PZU Group Develops Market Risk Model for Solvency II Directive Compliance
Ensure compliance with European Solvency II Directive capital requirements while improving the management of market risk
Use MATLAB to aggregate and clean financial data from multiple sources, develop a comprehensive market risk model, run Monte Carlo simulations, and quantify VaR
- Market risk model development accelerated
- Production system delivered by nonprogrammer
- Calculation times cut by up to 85%
“MATLAB enabled me to become a programmer even though I had virtually no programming education by making it easy to try ideas on my own. MATLAB is not only a mathematical tool; it handles data file handling, error checking, and other tedious tasks that need to be completed when developing a financial model.”Adam Nowicki, PZU SA
The European Union’s Solvency II Directive includes a solvency capital requirement (SCR) that defines how much capital insurers must hold.

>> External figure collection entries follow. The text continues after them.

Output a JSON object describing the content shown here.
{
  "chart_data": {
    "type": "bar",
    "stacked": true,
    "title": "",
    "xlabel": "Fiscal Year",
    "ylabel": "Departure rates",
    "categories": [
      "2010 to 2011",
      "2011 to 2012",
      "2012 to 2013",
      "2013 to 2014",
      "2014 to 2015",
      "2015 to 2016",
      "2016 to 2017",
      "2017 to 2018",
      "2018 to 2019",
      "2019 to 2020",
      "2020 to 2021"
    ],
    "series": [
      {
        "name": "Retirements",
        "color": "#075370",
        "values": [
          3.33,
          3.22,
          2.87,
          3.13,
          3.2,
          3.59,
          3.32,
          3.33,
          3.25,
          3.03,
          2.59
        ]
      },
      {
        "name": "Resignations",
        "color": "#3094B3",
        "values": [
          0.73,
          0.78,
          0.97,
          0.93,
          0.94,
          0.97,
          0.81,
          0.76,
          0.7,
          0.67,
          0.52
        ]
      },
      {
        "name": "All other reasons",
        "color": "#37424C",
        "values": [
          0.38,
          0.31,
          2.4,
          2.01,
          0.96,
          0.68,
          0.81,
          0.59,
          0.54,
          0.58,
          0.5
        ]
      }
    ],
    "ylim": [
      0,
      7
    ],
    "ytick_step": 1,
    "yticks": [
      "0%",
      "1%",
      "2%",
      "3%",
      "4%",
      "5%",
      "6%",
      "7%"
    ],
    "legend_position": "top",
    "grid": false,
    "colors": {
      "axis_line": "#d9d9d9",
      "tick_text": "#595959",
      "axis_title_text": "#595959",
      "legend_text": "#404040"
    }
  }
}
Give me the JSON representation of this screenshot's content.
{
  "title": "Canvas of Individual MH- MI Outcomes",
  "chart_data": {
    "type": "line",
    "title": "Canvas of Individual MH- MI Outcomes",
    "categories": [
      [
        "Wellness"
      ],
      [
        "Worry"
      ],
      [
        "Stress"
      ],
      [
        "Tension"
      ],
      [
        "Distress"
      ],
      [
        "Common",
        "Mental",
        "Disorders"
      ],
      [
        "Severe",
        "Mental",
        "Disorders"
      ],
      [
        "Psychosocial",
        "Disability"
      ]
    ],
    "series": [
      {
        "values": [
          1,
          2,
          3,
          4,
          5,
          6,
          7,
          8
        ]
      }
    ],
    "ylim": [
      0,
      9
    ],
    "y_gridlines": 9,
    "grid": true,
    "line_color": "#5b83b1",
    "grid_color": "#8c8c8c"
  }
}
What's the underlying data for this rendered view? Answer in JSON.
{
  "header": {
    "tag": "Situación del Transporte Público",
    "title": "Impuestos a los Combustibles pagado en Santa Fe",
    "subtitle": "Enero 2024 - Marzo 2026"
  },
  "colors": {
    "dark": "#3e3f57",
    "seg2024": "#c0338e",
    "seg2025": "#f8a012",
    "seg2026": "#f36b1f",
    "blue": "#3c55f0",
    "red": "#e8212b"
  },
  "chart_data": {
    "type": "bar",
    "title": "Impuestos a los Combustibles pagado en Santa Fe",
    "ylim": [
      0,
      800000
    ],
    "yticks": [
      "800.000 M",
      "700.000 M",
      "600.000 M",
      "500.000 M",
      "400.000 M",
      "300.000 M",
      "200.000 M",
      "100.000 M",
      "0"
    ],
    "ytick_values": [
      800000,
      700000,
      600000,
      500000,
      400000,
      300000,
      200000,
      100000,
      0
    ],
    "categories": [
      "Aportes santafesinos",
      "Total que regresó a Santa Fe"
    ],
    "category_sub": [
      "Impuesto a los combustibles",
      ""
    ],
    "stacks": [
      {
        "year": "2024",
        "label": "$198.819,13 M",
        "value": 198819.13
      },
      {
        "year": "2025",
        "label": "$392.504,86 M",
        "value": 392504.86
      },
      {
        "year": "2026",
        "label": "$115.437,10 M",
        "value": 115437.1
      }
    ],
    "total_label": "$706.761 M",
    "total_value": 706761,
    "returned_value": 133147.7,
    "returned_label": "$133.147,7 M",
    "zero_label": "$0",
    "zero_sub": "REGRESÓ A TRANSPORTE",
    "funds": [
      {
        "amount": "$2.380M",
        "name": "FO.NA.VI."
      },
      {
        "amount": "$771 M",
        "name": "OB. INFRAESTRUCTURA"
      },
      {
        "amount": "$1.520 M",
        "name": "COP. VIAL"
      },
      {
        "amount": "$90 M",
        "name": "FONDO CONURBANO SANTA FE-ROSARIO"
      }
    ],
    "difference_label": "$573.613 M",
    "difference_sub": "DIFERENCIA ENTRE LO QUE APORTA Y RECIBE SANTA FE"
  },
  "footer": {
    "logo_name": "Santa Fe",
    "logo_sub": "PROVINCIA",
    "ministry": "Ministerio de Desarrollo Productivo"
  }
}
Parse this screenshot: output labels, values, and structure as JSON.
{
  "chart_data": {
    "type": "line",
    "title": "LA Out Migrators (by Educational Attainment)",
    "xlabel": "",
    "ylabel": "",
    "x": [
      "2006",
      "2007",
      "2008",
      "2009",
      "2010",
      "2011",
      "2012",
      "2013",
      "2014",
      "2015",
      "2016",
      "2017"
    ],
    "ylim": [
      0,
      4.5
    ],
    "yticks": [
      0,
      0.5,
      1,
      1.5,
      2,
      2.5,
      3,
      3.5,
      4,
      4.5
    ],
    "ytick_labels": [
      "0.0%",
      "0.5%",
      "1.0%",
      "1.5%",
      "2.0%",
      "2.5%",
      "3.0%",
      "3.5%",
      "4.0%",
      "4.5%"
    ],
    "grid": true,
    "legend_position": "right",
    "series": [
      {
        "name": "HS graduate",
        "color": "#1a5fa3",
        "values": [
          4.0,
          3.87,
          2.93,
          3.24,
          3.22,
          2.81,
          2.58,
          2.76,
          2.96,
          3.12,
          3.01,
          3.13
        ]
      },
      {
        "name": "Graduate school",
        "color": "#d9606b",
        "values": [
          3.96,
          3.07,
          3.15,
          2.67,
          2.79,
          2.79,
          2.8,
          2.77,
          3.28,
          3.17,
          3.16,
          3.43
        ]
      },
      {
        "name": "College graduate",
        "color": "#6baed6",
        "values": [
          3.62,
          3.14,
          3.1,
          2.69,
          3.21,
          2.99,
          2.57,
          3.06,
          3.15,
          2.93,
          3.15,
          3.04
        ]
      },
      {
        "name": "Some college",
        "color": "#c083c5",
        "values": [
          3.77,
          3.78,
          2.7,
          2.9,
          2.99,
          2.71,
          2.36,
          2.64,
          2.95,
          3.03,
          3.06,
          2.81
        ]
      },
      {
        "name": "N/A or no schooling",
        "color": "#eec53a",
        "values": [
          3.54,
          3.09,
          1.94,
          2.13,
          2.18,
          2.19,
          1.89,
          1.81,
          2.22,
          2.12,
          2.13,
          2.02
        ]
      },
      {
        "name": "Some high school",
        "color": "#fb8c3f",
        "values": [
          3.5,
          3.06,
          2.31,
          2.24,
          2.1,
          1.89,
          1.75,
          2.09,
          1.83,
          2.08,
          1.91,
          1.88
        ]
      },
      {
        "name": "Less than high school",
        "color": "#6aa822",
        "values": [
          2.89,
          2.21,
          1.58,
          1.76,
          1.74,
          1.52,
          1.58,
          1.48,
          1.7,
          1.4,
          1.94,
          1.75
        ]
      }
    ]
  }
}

Introduced to reduce the risk that insurers would be unable to fully meet claims, Solvency II requires insurers to account for their exposure to market risk as well as the value-at-risk (VaR) of their holdings.
As one of the largest financial institutions in Poland and the largest insurance group in Central and Eastern Europe, PZU Group has developed a market risk model in MATLAB® to meet Solvency II requirements and manage risk more effectively.
“We need to know where our risks are, and the standard formula for the solvency capital requirement does not give us all the answers,” says Adam Nowicki, expert coordinator in the department of risk management at PZU. “The internal market risk model we developed in MATLAB not only supports compliance with the principles of the Solvency II Directive, it also provides valuable insights about our market risk situation.”
To calculate market risk, PZU needed to process data in disparate formats from about a dozen internal accounting and trading systems. Unable to find a commercially available market risk solution capable of meeting its needs, the PZU risk modeling group considered several options for developing its own. One option was a software package for symbolic mathematical computation, but this software lacked the file handling and error checking capabilities the group needed.
The group had previously developed risk models using Visual Basic for Applications (VBA), but found several drawbacks with this approach. The difficulties with VBA ranged from irksome—the switching of month and day in date handling, for example—to more serious concerns about the results of optimization solvers.
The group needed a development environment that nonprogrammers could use to develop a complete, production-ready market risk solution—from data collection and cleaning to risk modeling, Monte Carlo simulation, and VaR calculation. They wanted to accelerate calculations by taking advantage of multicore processors for parallel computing.
PZU used MATLAB to build a comprehensive market risk model.
Working in MATLAB with Statistics and Machine Learning Toolbox™, Nowicki developed algorithms to import and clean data from a variety of sources, including accounting and trading data from internal PZU systems and time series market data from Bloomberg. After checking the data for outliers and errors, the algorithms join the data from all sources and convert it into a standardized format.
Nowicki developed a time series market risk model in MATLAB based on GARCH processes and used the cleaned data to calibrate it. For each time series (including interest rates, equities, currencies, and indexes), the model evaluates PZU’s current position. For bonds with coupons, the model calculates cash flow dates using Financial Toolbox™.
Nowicki used the MATLAB nonlinear optimization function fminsearch to fit the probability density function in the market risk model, minimizing differences between the real and expected probability densities.
To speed these optimizations, Nowicki used Parallel Computing Toolbox™ to execute them concurrently on an eight-core processor.
After running Monte Carlo simulations in MATLAB using the model, Nowicki’s algorithms price PZU instruments, evaluate the company’s positions, and calculate VaR.
As a final step, Nowicki created an interface that other analysts can use to run the model and visualize results even if they have no experience with MATLAB. This interface and the underlying model are now used in production at PZU.
- Market risk model development accelerated. “Using multiple tools to develop a financial model can be time-consuming and cause communication difficulties,” says Nowicki. “Development is faster with MATLAB because I can do everything under one roof, including collecting data, making connections with external systems and providers, cleaning the data, performing mathematical calculations and optimizations, and reporting results.”
- Production system delivered by nonprogrammer. “My background is in economics, not programming,” notes Nowicki. “Even though I don’t consider myself a great programmer, MATLAB enabled me to apply my expertise in finance to develop a proprietary market risk model that no vendor could provide for us.”
- Calculation times cut by up to 85%. “When I started optimizing multiple time series at once with Parallel Computing Toolbox, processing time dropped from more than a minute to less than 10 seconds,” says Nowicki. “I was astonished to find that complex optimizations were now taking less time to complete than the data collection and cleaning.”